A few years ago, a city hall gadfly in Philadelphia decided to measure the activism of the city council's 17 members. Over a three-month period, he kept track of how often they spoke at meetings and how many words they uttered for the record.
The winners in this last category, to no one's surprise, were a couple of council members who oppose Mayor John Street. They clocked in at about 87,000 words between them. At the other end of the spectrum was a Republican named Brian O'Neill, whose 918 words placed him next to last. In Philadelphia politics, 918 words over three months counts as monastic silence.
But that was then. O'Neill has been doing a lot more talking of late, ever since the convoluted maneuvering that typifies Philadelphia power politics suddenly made him--for the first time during 25 years in office--a force to reckon with.

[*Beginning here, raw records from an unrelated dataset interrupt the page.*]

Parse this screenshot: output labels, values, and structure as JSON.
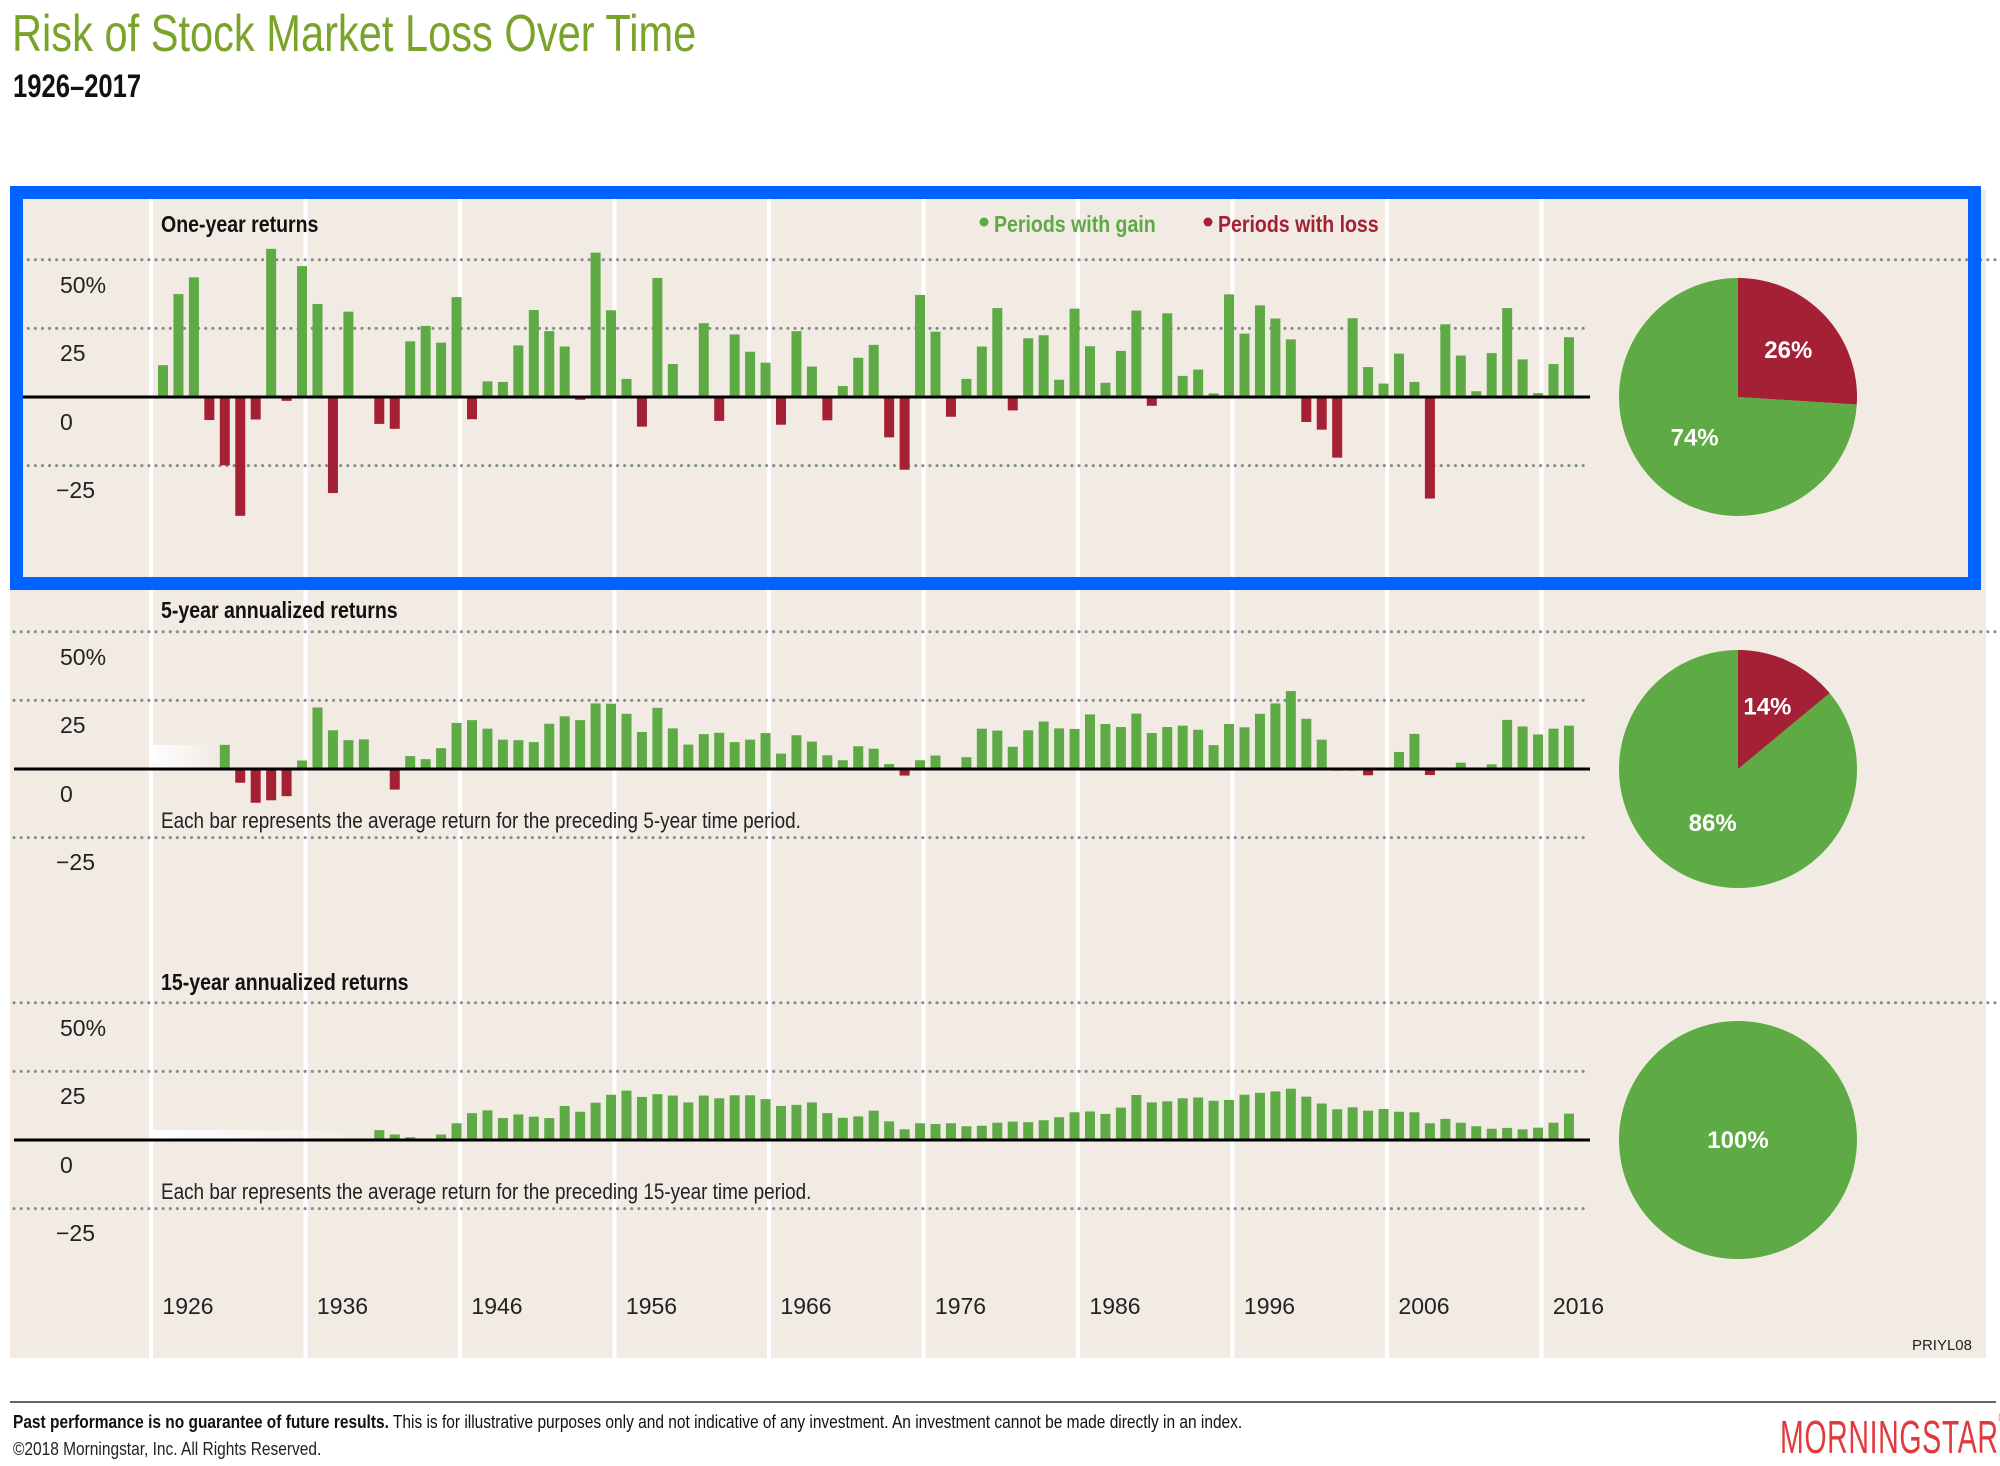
{
  "header": {
    "title": "Risk of Stock Market Loss Over Time",
    "subtitle": "1926–2017"
  },
  "legend": {
    "gain_label": "Periods with gain",
    "loss_label": "Periods with loss",
    "bullet": "•"
  },
  "colors": {
    "gain": "#5eaa44",
    "loss": "#a32035",
    "title": "#7aa32a",
    "highlight": "#0062ff",
    "panel": "#f1ebe4",
    "grid": "#7f8c8c",
    "logo": "#e03a3e"
  },
  "chart_data": [
    {
      "type": "bar",
      "title": "One-year returns",
      "note": "",
      "start_year": 1926,
      "ylim": [
        -50,
        60
      ],
      "yticks": [
        {
          "value": 50,
          "label": "50%"
        },
        {
          "value": 25,
          "label": "25"
        },
        {
          "value": 0,
          "label": "0"
        },
        {
          "value": -25,
          "label": "−25"
        }
      ],
      "values": [
        11.6,
        37.5,
        43.6,
        -8.4,
        -24.9,
        -43.3,
        -8.2,
        54.0,
        -1.4,
        47.7,
        33.9,
        -35.0,
        31.1,
        -0.4,
        -9.8,
        -11.6,
        20.3,
        25.9,
        19.8,
        36.4,
        -8.1,
        5.7,
        5.5,
        18.8,
        31.7,
        24.0,
        18.4,
        -1.0,
        52.6,
        31.6,
        6.6,
        -10.8,
        43.4,
        12.0,
        0.5,
        26.9,
        -8.7,
        22.8,
        16.5,
        12.5,
        -10.1,
        24.0,
        11.1,
        -8.5,
        4.0,
        14.3,
        19.0,
        -14.7,
        -26.5,
        37.2,
        23.8,
        -7.2,
        6.6,
        18.4,
        32.4,
        -4.9,
        21.4,
        22.5,
        6.3,
        32.2,
        18.5,
        5.2,
        16.8,
        31.5,
        -3.2,
        30.5,
        7.7,
        10.0,
        1.3,
        37.4,
        23.1,
        33.4,
        28.6,
        21.0,
        -9.1,
        -11.9,
        -22.1,
        28.7,
        10.9,
        4.9,
        15.8,
        5.5,
        -37.0,
        26.5,
        15.1,
        2.1,
        16.0,
        32.4,
        13.7,
        1.4,
        12.0,
        21.8
      ],
      "pie": {
        "gain_pct": 74,
        "loss_pct": 26,
        "gain_label": "74%",
        "loss_label": "26%"
      }
    },
    {
      "type": "bar",
      "title": "5-year annualized returns",
      "note": "Each bar represents the average return for the preceding 5-year time period.",
      "start_year": 1930,
      "ylim": [
        -50,
        60
      ],
      "yticks": [
        {
          "value": 50,
          "label": "50%"
        },
        {
          "value": 25,
          "label": "25"
        },
        {
          "value": 0,
          "label": "0"
        },
        {
          "value": -25,
          "label": "−25"
        }
      ],
      "values": [
        8.8,
        -5.0,
        -12.3,
        -11.4,
        -9.9,
        3.1,
        22.4,
        14.1,
        10.5,
        10.8,
        0.5,
        -7.5,
        4.7,
        3.6,
        7.6,
        16.8,
        17.8,
        14.7,
        10.7,
        10.5,
        9.8,
        16.5,
        19.2,
        17.8,
        23.9,
        23.8,
        20.1,
        13.5,
        22.3,
        14.8,
        8.9,
        12.7,
        13.2,
        9.8,
        10.7,
        13.1,
        5.6,
        12.3,
        10.0,
        5.0,
        3.2,
        8.3,
        7.4,
        1.8,
        -2.4,
        3.2,
        4.9,
        -0.2,
        4.3,
        14.7,
        14.0,
        8.1,
        14.1,
        17.3,
        14.8,
        14.6,
        19.9,
        16.4,
        15.3,
        20.2,
        13.1,
        15.3,
        15.8,
        14.3,
        8.7,
        16.4,
        15.2,
        20.1,
        23.9,
        28.4,
        18.3,
        10.7,
        -0.6,
        -0.6,
        -2.3,
        0.5,
        6.2,
        12.8,
        -2.2,
        0.4,
        2.3,
        -0.3,
        1.7,
        17.9,
        15.5,
        12.6,
        14.7,
        15.8
      ],
      "pie": {
        "gain_pct": 86,
        "loss_pct": 14,
        "gain_label": "86%",
        "loss_label": "14%"
      }
    },
    {
      "type": "bar",
      "title": "15-year annualized returns",
      "note": "Each bar represents the average return for the preceding 15-year time period.",
      "start_year": 1940,
      "ylim": [
        -50,
        60
      ],
      "yticks": [
        {
          "value": 50,
          "label": "50%"
        },
        {
          "value": 25,
          "label": "25"
        },
        {
          "value": 0,
          "label": "0"
        },
        {
          "value": -25,
          "label": "−25"
        }
      ],
      "values": [
        3.6,
        2.0,
        1.0,
        0.2,
        2.0,
        6.1,
        9.8,
        10.8,
        8.0,
        9.3,
        8.5,
        8.0,
        12.4,
        10.3,
        13.6,
        16.5,
        18.0,
        15.7,
        16.7,
        16.2,
        13.7,
        16.2,
        15.2,
        16.3,
        16.3,
        14.9,
        12.4,
        12.8,
        13.7,
        9.8,
        8.1,
        8.6,
        10.7,
        6.8,
        3.9,
        6.1,
        5.8,
        6.1,
        5.0,
        5.2,
        6.3,
        6.7,
        6.5,
        7.2,
        8.3,
        10.1,
        10.4,
        9.5,
        11.8,
        16.4,
        13.7,
        14.1,
        15.2,
        15.5,
        14.3,
        14.6,
        16.5,
        17.2,
        17.7,
        18.7,
        15.8,
        13.3,
        11.2,
        11.9,
        10.7,
        11.3,
        10.3,
        10.1,
        6.1,
        7.7,
        6.3,
        5.0,
        4.1,
        4.4,
        3.9,
        4.5,
        6.3,
        9.6
      ],
      "pie": {
        "gain_pct": 100,
        "loss_pct": 0,
        "gain_label": "100%",
        "loss_label": ""
      }
    }
  ],
  "xaxis": {
    "first_year": 1926,
    "last_year": 2017,
    "ticks": [
      "1926",
      "1936",
      "1946",
      "1956",
      "1966",
      "1976",
      "1986",
      "1996",
      "2006",
      "2016"
    ]
  },
  "code": "PRIYL08",
  "footer": {
    "disclaimer_bold": "Past performance is no guarantee of future results.",
    "disclaimer": " This is for illustrative purposes only and not indicative of any investment. An investment cannot be made directly in an index.",
    "copyright": "©2018 Morningstar, Inc. All Rights Reserved."
  },
  "logo": {
    "text": "MORNINGSTAR",
    "mark": "®"
  }
}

O'Neill, 54, is by nature neither wordy nor forcible. Since 1979, he has quietly represented Northeast Philadelphia, a set of modest working-class neighborhoods in the city's far corner. As a Republican in an overwhelmingly Democratic town--even in his district, the most Republican in the city, Democrats hold almost a 2-to-1 registration advantage--he didn't have much choice but to focus on his constituents and leave the ambitious strategizing to others. "Being a member of the minority on Philadelphia city council, you don't have much say in regular times," says Larry Ceisler, a public relations consultant on local issues. "The only real power he had was on projects or initiatives in his own district."
To be sure, O'Neill was hardly shy about using that power. Northeast Philadelphia is full of civic associations, sports clubs, youth groups and others with strong opinions about what happens on their turf, and over the years, O'Neill has repeatedly gone to bat for them in negotiating with developers, the city and anyone else with designs on their territory. "If they're fair and reasonable in saying they don't want something," he says of his constituents, "I'll make sure it doesn't happen. Or at least I'll die trying."

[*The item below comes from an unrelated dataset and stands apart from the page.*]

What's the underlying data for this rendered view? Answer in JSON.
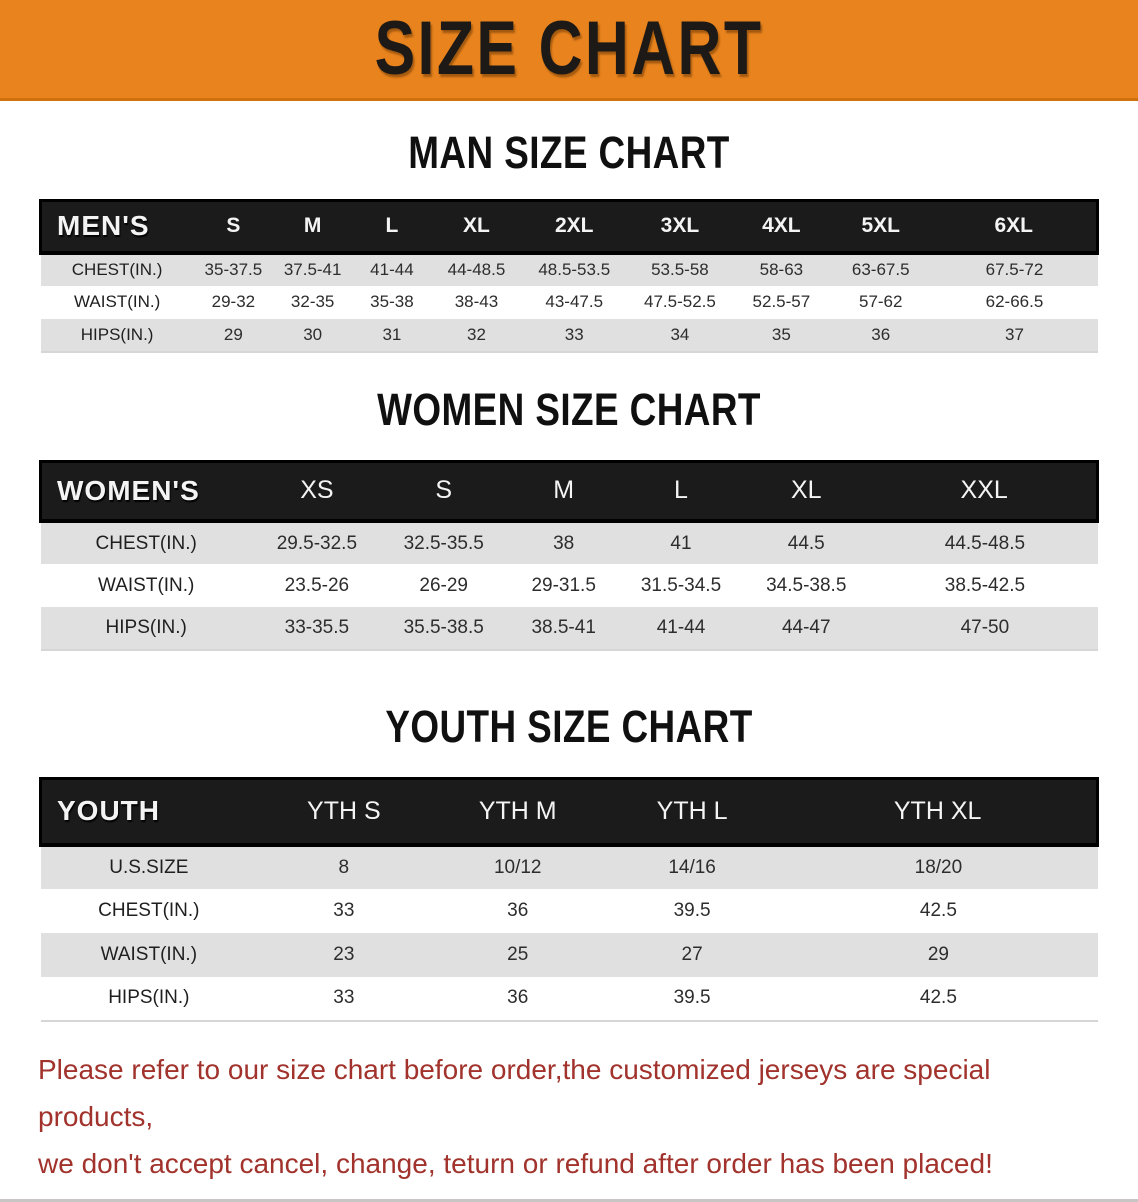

But that all happened more or less below the public radar. For O'Neill to emerge into the limelight required a twist in the council's factional politics. At the beginning of this year, a faction allied with Mayor Street decided to force the council's chair, Anna Verna, to share power with them. Verna is closely associated with Street's opposition on the council. Because she is in her 70s and widely liked as a person, however, no one wanted to unseat her officially as chair. So a scheme was devised to make Verna seek approval of her actions from the council's majority leader, a Street loyalist. When those two disagree, the tie gets broken by the minority leader. That happens to be Brian O'Neill.
While O'Neill often votes with Street--"If there's something that doesn't involve my district that I don't feel strongly about, I usually side with the mayor," he says--the quiet Republican councilman has struck some highly visible blows against Street and in favor of the opposition. One issue O'Neill does feel strongly about is the city's tax burden on wages and businesses. He believes in cutting it. And in a long budget showdown, he helped lead the council to pass a cut in the wage tax and end the "business privilege" tax, which he contends makes Philadelphia uncompetitive. Street vetoed the business- tax cut, a move that O'Neill's faction failed by one vote to override.
Even so, O'Neill shows no signs that he's ready to return to his inconspicuous ways. The tax issue will resurface this fall, and O'Neill fully expects to be in the middle of it. "It's all got this minor--okay, very minor--Shakespearean play quality to it," says one veteran political analyst. "O'Neill gets this role and makes some assumptions about what he's going to do with it, and all the people who helped him get there appear to be surprised."